Although the fees attached to adverse credit mortgage products are normally high when compared to standard products, some brokers choose to not take advantage of the situation and do not charge excessive fees to their clients. Some mortgage brokers have been known to charge up to 5% as a brokerage fee simply because the client has a poor credit history. A fee of 5% would equal £5,000 on a mortgage of £100,000.
Mortgage brokers who charge such fees attempt to justify them by suggesting that it is more difficult and time consuming to source and process an adverse credit mortgage application than an application for a standard product. This is not necessarily true, and buyers should be made aware of this. Although there is some extra work involved when a client has bad credit, it is probably not enough to justify such a large increase in fees, which usually ranges from 0% to 1% for clean credit mortgage applications.
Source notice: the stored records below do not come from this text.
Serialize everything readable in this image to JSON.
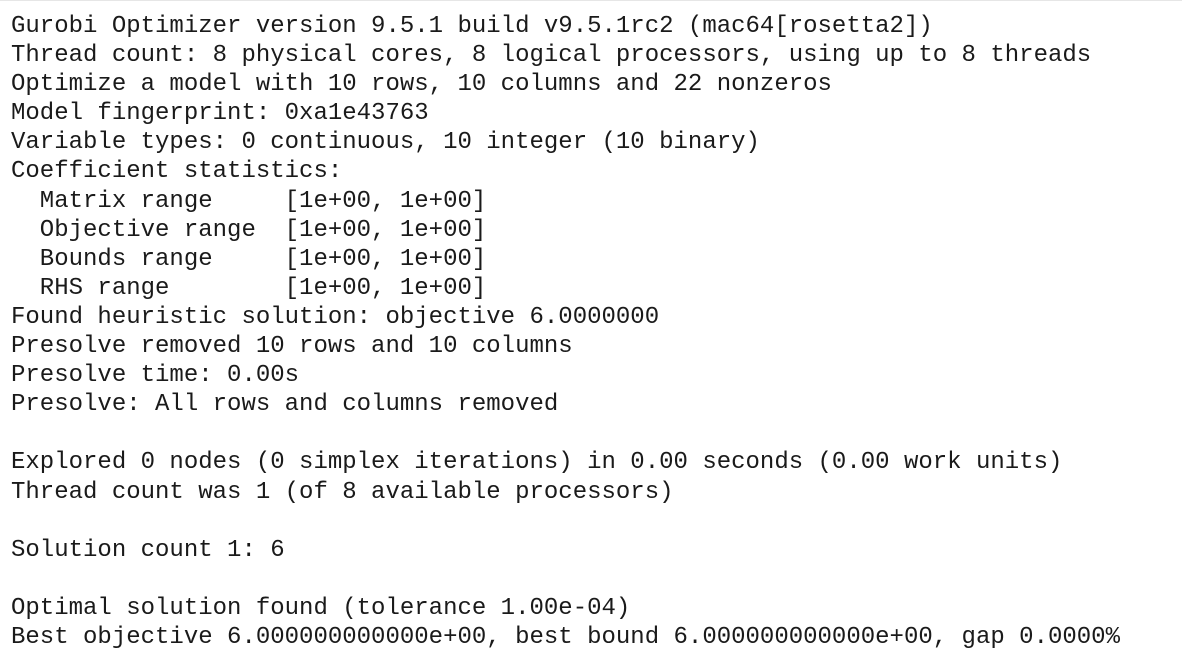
{
  "output": {
    "lines": [
      "Gurobi Optimizer version 9.5.1 build v9.5.1rc2 (mac64[rosetta2])",
      "Thread count: 8 physical cores, 8 logical processors, using up to 8 threads",
      "Optimize a model with 10 rows, 10 columns and 22 nonzeros",
      "Model fingerprint: 0xa1e43763",
      "Variable types: 0 continuous, 10 integer (10 binary)",
      "Coefficient statistics:",
      "  Matrix range     [1e+00, 1e+00]",
      "  Objective range  [1e+00, 1e+00]",
      "  Bounds range     [1e+00, 1e+00]",
      "  RHS range        [1e+00, 1e+00]",
      "Found heuristic solution: objective 6.0000000",
      "Presolve removed 10 rows and 10 columns",
      "Presolve time: 0.00s",
      "Presolve: All rows and columns removed",
      "",
      "Explored 0 nodes (0 simplex iterations) in 0.00 seconds (0.00 work units)",
      "Thread count was 1 (of 8 available processors)",
      "",
      "Solution count 1: 6",
      "",
      "Optimal solution found (tolerance 1.00e-04)",
      "Best objective 6.000000000000e+00, best bound 6.000000000000e+00, gap 0.0000%"
    ]
  }
}
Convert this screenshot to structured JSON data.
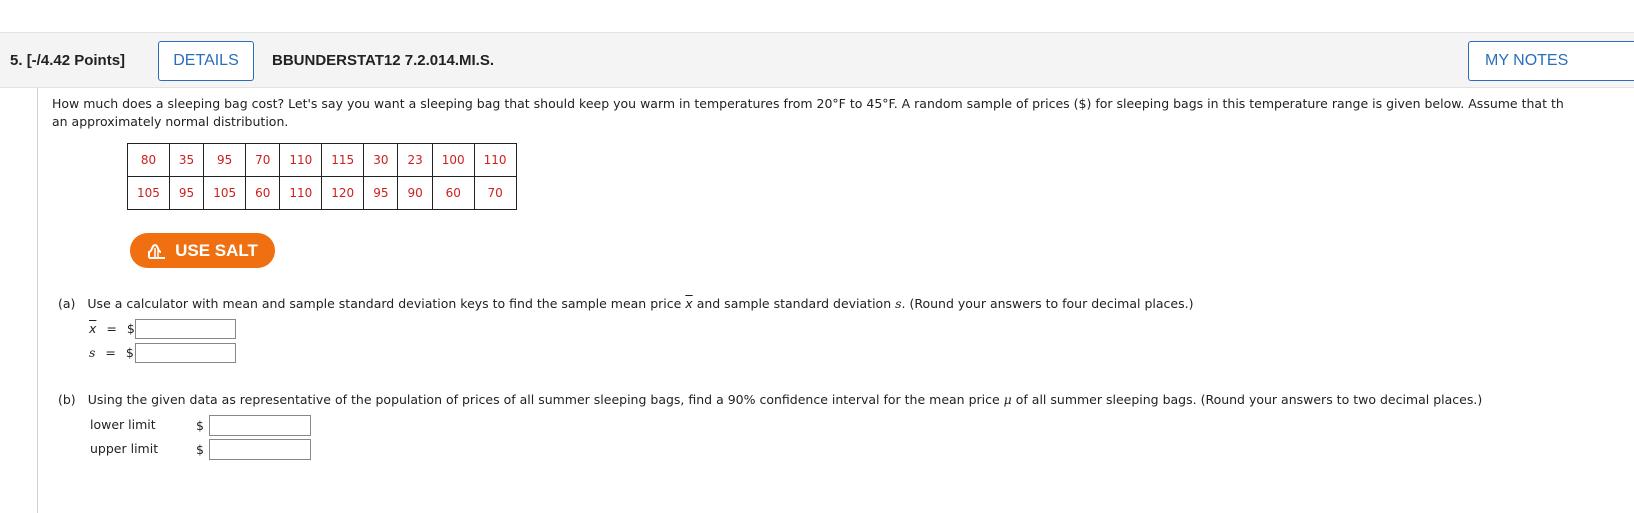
{
  "header": {
    "question_number": "5.",
    "points": "[-/4.42 Points]",
    "details_label": "DETAILS",
    "question_code": "BBUNDERSTAT12 7.2.014.MI.S.",
    "notes_label": "MY NOTES"
  },
  "prompt": {
    "line1": "How much does a sleeping bag cost? Let's say you want a sleeping bag that should keep you warm in temperatures from 20°F to 45°F. A random sample of prices ($) for sleeping bags in this temperature range is given below. Assume that th",
    "line2": "an approximately normal distribution."
  },
  "data_table": {
    "row1": [
      "80",
      "35",
      "95",
      "70",
      "110",
      "115",
      "30",
      "23",
      "100",
      "110"
    ],
    "row2": [
      "105",
      "95",
      "105",
      "60",
      "110",
      "120",
      "95",
      "90",
      "60",
      "70"
    ]
  },
  "salt_button": {
    "label": "USE SALT",
    "icon": "salt-icon",
    "color": "#f06f10"
  },
  "part_a": {
    "marker": "(a)",
    "text_before": "Use a calculator with mean and sample standard deviation keys to find the sample mean price",
    "xbar_symbol": "x",
    "text_middle": "and sample standard deviation",
    "s_symbol": "s",
    "text_after": ". (Round your answers to four decimal places.)",
    "xbar_label": "x",
    "s_label": "s",
    "equals": "=",
    "currency": "$",
    "xbar_value": "",
    "s_value": ""
  },
  "part_b": {
    "marker": "(b)",
    "text_before": "Using the given data as representative of the population of prices of all summer sleeping bags, find a 90% confidence interval for the mean price",
    "mu_symbol": "μ",
    "text_after": "of all summer sleeping bags. (Round your answers to two decimal places.)",
    "lower_label": "lower limit",
    "upper_label": "upper limit",
    "currency": "$",
    "lower_value": "",
    "upper_value": ""
  },
  "colors": {
    "accent": "#2a6ebb",
    "data_text": "#cc1f1f",
    "salt": "#f06f10"
  }
}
Home owners who suffer from poor credit histories should therefore shop around when searching for a broker to help them find an adverse credit mortgage product. Alternatively, the individual could try to source the home loan for themselves. There are many websites online these days which produce helpful best-buy tables that should provide a good indication of which adverse credit mortgage products are available on the market. Although such tables provide some information regarding the adverse credit mortgage products, further research may be necessary.
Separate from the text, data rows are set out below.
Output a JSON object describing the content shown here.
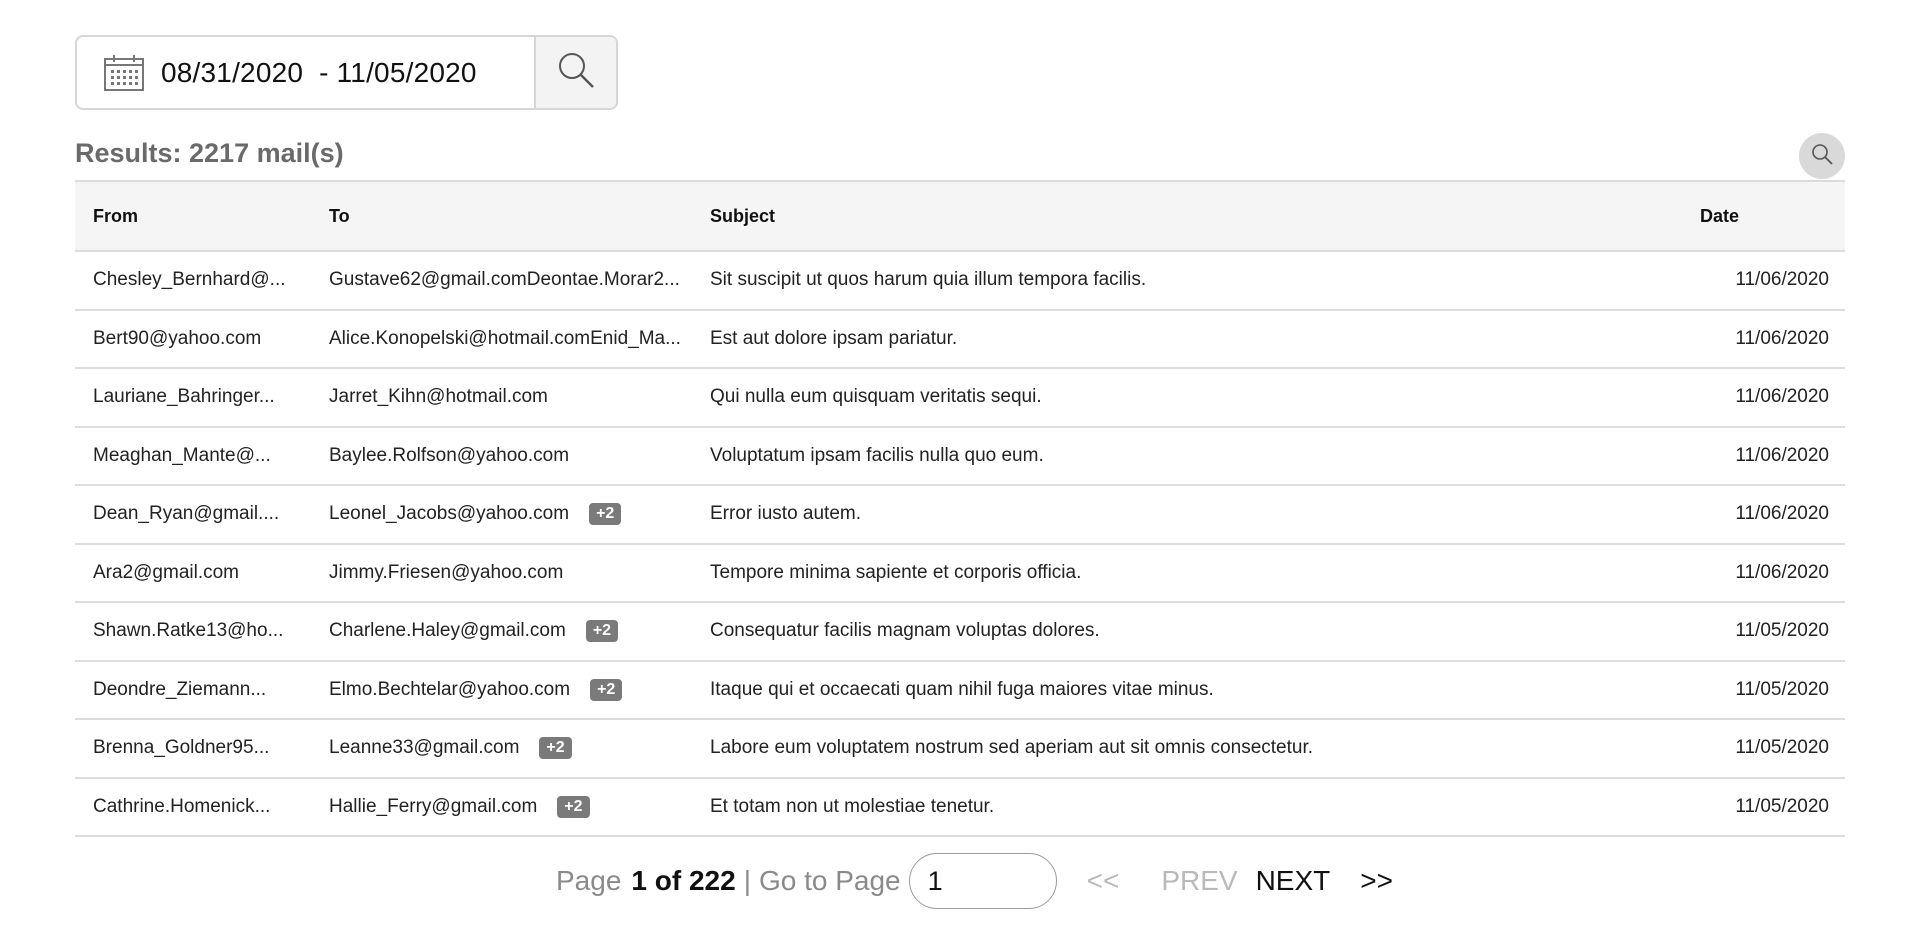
{
  "search": {
    "date_range": "08/31/2020  - 11/05/2020"
  },
  "results_label": "Results: 2217 mail(s)",
  "table": {
    "columns": [
      "From",
      "To",
      "Subject",
      "Date"
    ],
    "rows": [
      {
        "from": "Chesley_Bernhard@...",
        "to": "Gustave62@gmail.comDeontae.Morar2...",
        "badge": "",
        "subject": "Sit suscipit ut quos harum quia illum tempora facilis.",
        "date": "11/06/2020"
      },
      {
        "from": "Bert90@yahoo.com",
        "to": "Alice.Konopelski@hotmail.comEnid_Ma...",
        "badge": "",
        "subject": "Est aut dolore ipsam pariatur.",
        "date": "11/06/2020"
      },
      {
        "from": "Lauriane_Bahringer...",
        "to": "Jarret_Kihn@hotmail.com",
        "badge": "",
        "subject": "Qui nulla eum quisquam veritatis sequi.",
        "date": "11/06/2020"
      },
      {
        "from": "Meaghan_Mante@...",
        "to": "Baylee.Rolfson@yahoo.com",
        "badge": "",
        "subject": "Voluptatum ipsam facilis nulla quo eum.",
        "date": "11/06/2020"
      },
      {
        "from": "Dean_Ryan@gmail....",
        "to": "Leonel_Jacobs@yahoo.com",
        "badge": "+2",
        "subject": "Error iusto autem.",
        "date": "11/06/2020"
      },
      {
        "from": "Ara2@gmail.com",
        "to": "Jimmy.Friesen@yahoo.com",
        "badge": "",
        "subject": "Tempore minima sapiente et corporis officia.",
        "date": "11/06/2020"
      },
      {
        "from": "Shawn.Ratke13@ho...",
        "to": "Charlene.Haley@gmail.com",
        "badge": "+2",
        "subject": "Consequatur facilis magnam voluptas dolores.",
        "date": "11/05/2020"
      },
      {
        "from": "Deondre_Ziemann...",
        "to": "Elmo.Bechtelar@yahoo.com",
        "badge": "+2",
        "subject": "Itaque qui et occaecati quam nihil fuga maiores vitae minus.",
        "date": "11/05/2020"
      },
      {
        "from": "Brenna_Goldner95...",
        "to": "Leanne33@gmail.com",
        "badge": "+2",
        "subject": "Labore eum voluptatem nostrum sed aperiam aut sit omnis consectetur.",
        "date": "11/05/2020"
      },
      {
        "from": "Cathrine.Homenick...",
        "to": "Hallie_Ferry@gmail.com",
        "badge": "+2",
        "subject": "Et totam non ut molestiae tenetur.",
        "date": "11/05/2020"
      }
    ]
  },
  "pagination": {
    "page_prefix": "Page",
    "page_status": "1 of 222",
    "separator": "|",
    "goto_label": "Go to Page",
    "page_input_value": "1",
    "first_label": "<<",
    "prev_label": "PREV",
    "next_label": "NEXT",
    "last_label": ">>"
  },
  "icons": {
    "calendar": "calendar-icon",
    "search": "search-icon",
    "table_search": "search-icon"
  },
  "colors": {
    "header_bg": "#f5f5f5",
    "border": "#dcdcdc",
    "badge_bg": "#7a7a7a",
    "muted_text": "#8a8a8a"
  }
}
In addition to brokerage fees, adverse credit mortgage lenders may also levy hefty charges on their customers. Lenders have been known to charge excessive application fees on their adverse credit mortgage range as borrowers sometimes have little choice but to apply for their products. While this may seem unscrupulous, lenders must turn a profit somehow and adverse credit mortgage borrowers represent a higher risk to the lenders than borrowers of standard products.
Mortgages which are designed for people with adverse credit histories often come with tie-in periods and hefty early repayment charges. For example, an adverse credit mortgage product may come with an early repayment charge of 6% if it is redeemed within the first three years. This effectively ties the borrower in to the product for three years as it is likely they will not be able to afford to pay the fee if they want to sell the property or refinance to a different lender or product.
Finally, adverse credit mortgage products also come with premium interest rates. They are risky for the lenders, so they charge a higher rate of interest to offset the risk. Borrowers of adverse credit mortgages should therefore pay close attention to the interest rate being offered as well as the various fees and charges they may be required to pay.